Sebelumnya, masih dalam sesi keterangan pers selepas sidang kabinet paripurna, Menteri Koordinator Bidang Perekonomian Airlangga Hartarto menyampaikan, defisit APBN tahun 2022 lebih kecil dibandingkan angka yang diamanatkan dalam Undang-Undang Nomor 2 Tahun 2020. ”Defisit APBN di tahun 2022 2,38 persen dari target 4,5 persen. (Hal) ini menunjukkan konsolidasi fiskal lebih cepat dari amanat Undang-Undang No 2 Tahun 2020,” katanya.
Defisit APBN di tahun 2022 2,38 persen dari target 4,5 persen. (Hal) ini menunjukkan konsolidasi fiskal lebih cepat dari amanat Undang-Undang No 2 Tahun 2020.
Airlangga pun menyampaikan beberapa catatan dari Presiden, semisal terkait upaya mencegah risiko potensi pemutusan hubungan kerja (PHK) dalam jangka pendek dengan mendorong belanja pusat dan daerah untuk penggunaan produk dalam negeri. Upaya jangka menengah dengan perbaikan struktural di industri hulu ke hilir, mulai rantai pasok, sumber daya manusia, hingga riset dan pengembangan. ”Selain itu juga akses pasar, terutama juga mempercepat perjanjian CEPA, termasuk CEPA Eropa dan kerja sama dari pasar nontradisional,” kata Airlangga.
Terkait dengan penyerapan tenaga kerja, Airlangga menuturkan perlu optimalisasi belanja pusat dan daerah untuk program padat karya, baik di kota maupun desa. Selain itu juga memperluas kerja sama dari pemerintah ke pemerintah dan program pekerja migran, dan kemudian inklusi keuangan, baik melalui Permodalan Nasional Madani atau PNM maupun kredit usaha rakyat atau KUR.
”Kemudian program upskilling dan reskilling, seperti kartu prakerja. Kemudian yang juga menjadi catatan adalah pengaturan kembali devisa hasil ekspor, dengan revisi PP No 1 Tahun 2019. Apalagi dengan UU P2SK (Pengembangan dan Penguatan Sektor Keuangan) yang sudah memberikan kewenangan kepada BI (Bank Indonesia) untuk mengatur lalu lintas devisa. Dan kemudian tentu (revisi) PP 1 akan menambahkan bahwa SDA itu termasuk hilirisasi,” katanya.

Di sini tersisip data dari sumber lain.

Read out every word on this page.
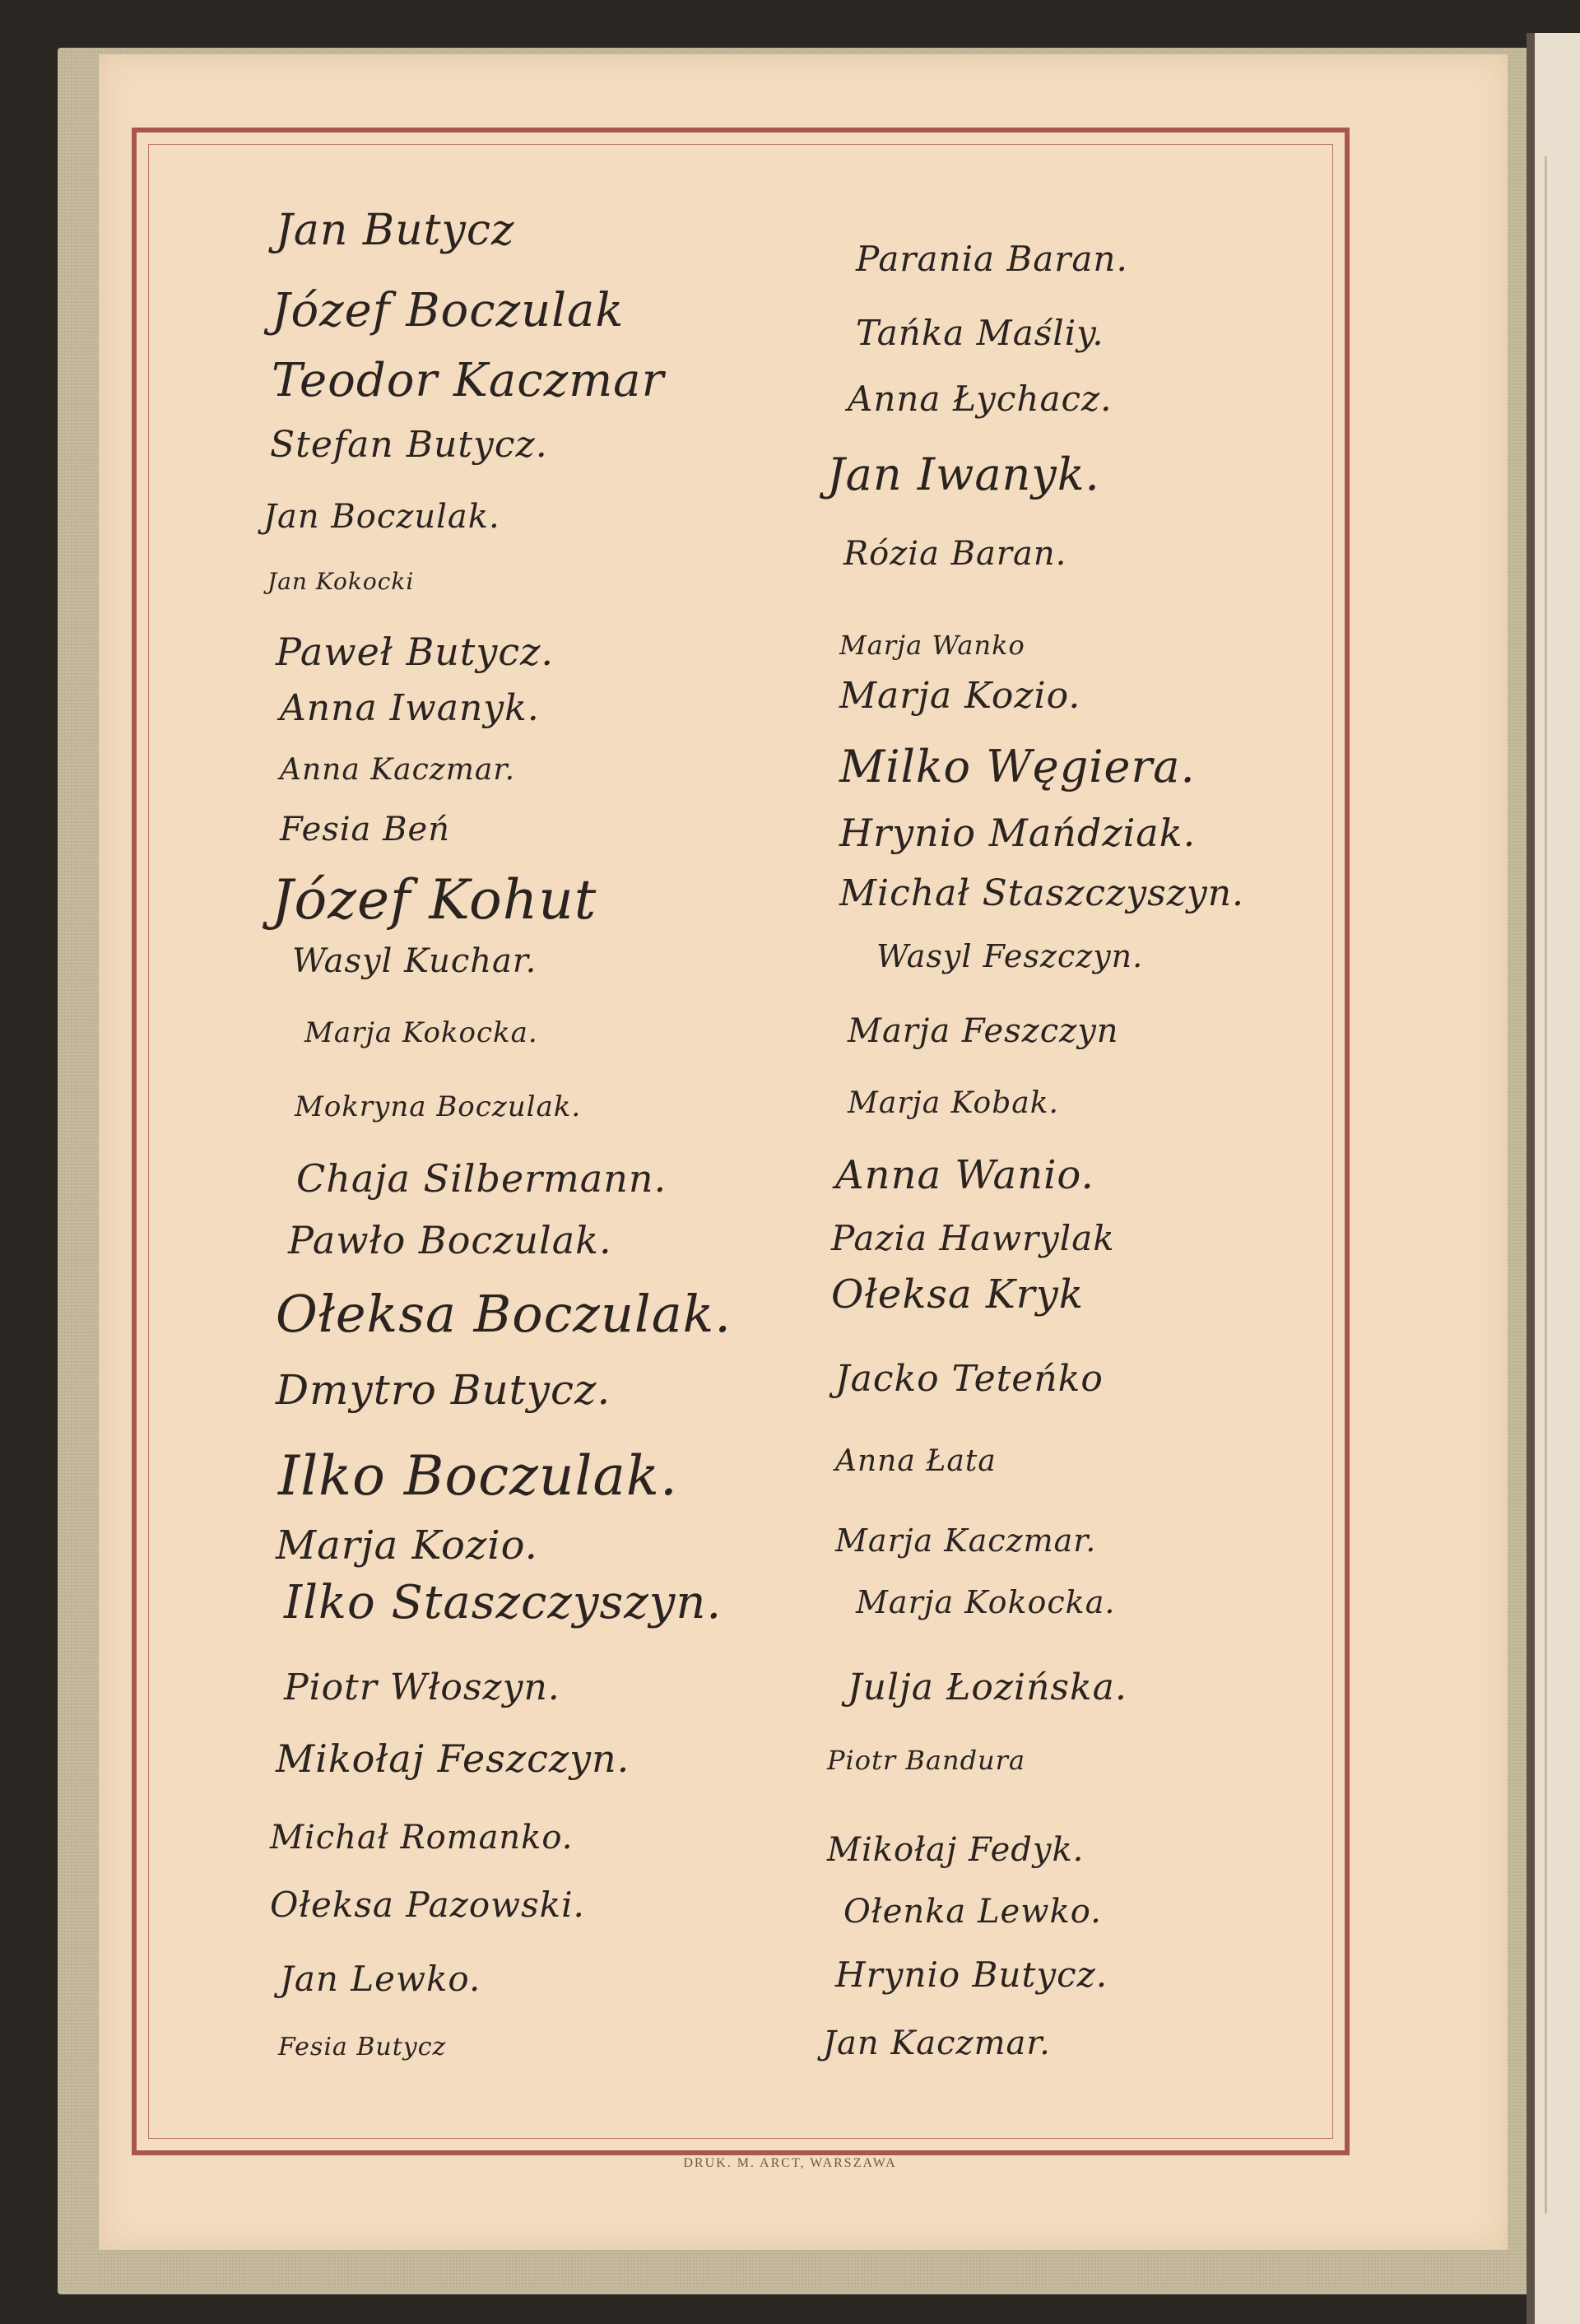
Jan Butycz
Józef Boczulak
Teodor Kaczmar
Stefan Butycz.
Jan Boczulak.
Jan Kokocki
Paweł Butycz.
Anna Iwanyk.
Anna Kaczmar.
Fesia Beń
Józef Kohut
Wasyl Kuchar.
Marja Kokocka.
Mokryna Boczulak.
Chaja Silbermann.
Pawło Boczulak.
Ołeksa Boczulak.
Dmytro Butycz.
Ilko Boczulak.
Marja Kozio.
Ilko Staszczyszyn.
Piotr Włoszyn.
Mikołaj Feszczyn.
Michał Romanko.
Ołeksa Pazowski.
Jan Lewko.
Fesia Butycz
Parania Baran.
Tańka Maśliy.
Anna Łychacz.
Jan Iwanyk.
Rózia Baran.
Marja Wanko
Marja Kozio.
Milko Węgiera.
Hrynio Mańdziak.
Michał Staszczyszyn.
Wasyl Feszczyn.
Marja Feszczyn
Marja Kobak.
Anna Wanio.
Pazia Hawrylak
Ołeksa Kryk
Jacko Teteńko
Anna Łata
Marja Kaczmar.
Marja Kokocka.
Julja Łozińska.
Piotr Bandura
Mikołaj Fedyk.
Ołenka Lewko.
Hrynio Butycz.
Jan Kaczmar.
DRUK. M. ARCT, WARSZAWA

Jadi, menurut Airlangga, persoalan hasil ekspor ini akan terus dimatangkan oleh kementerian teknis. ”(Dan) kemudian akan diberikan insentif, baik itu dari BI dalam bentuk PBI maupun dari pemerintah dalam hal ini menteri keuangan. Dan, instrumen(nya) baik dalam bentuk US dollar maupun kredit US dollar dalam negeri, ketersediaan kredit investasi dan kredit modal kerja, khususnya untuk mendorong agar hilirisasi bisa dilakukan dan sektor manufaktur bisa didorong dari perbankan dalam negeri,” ujarnya.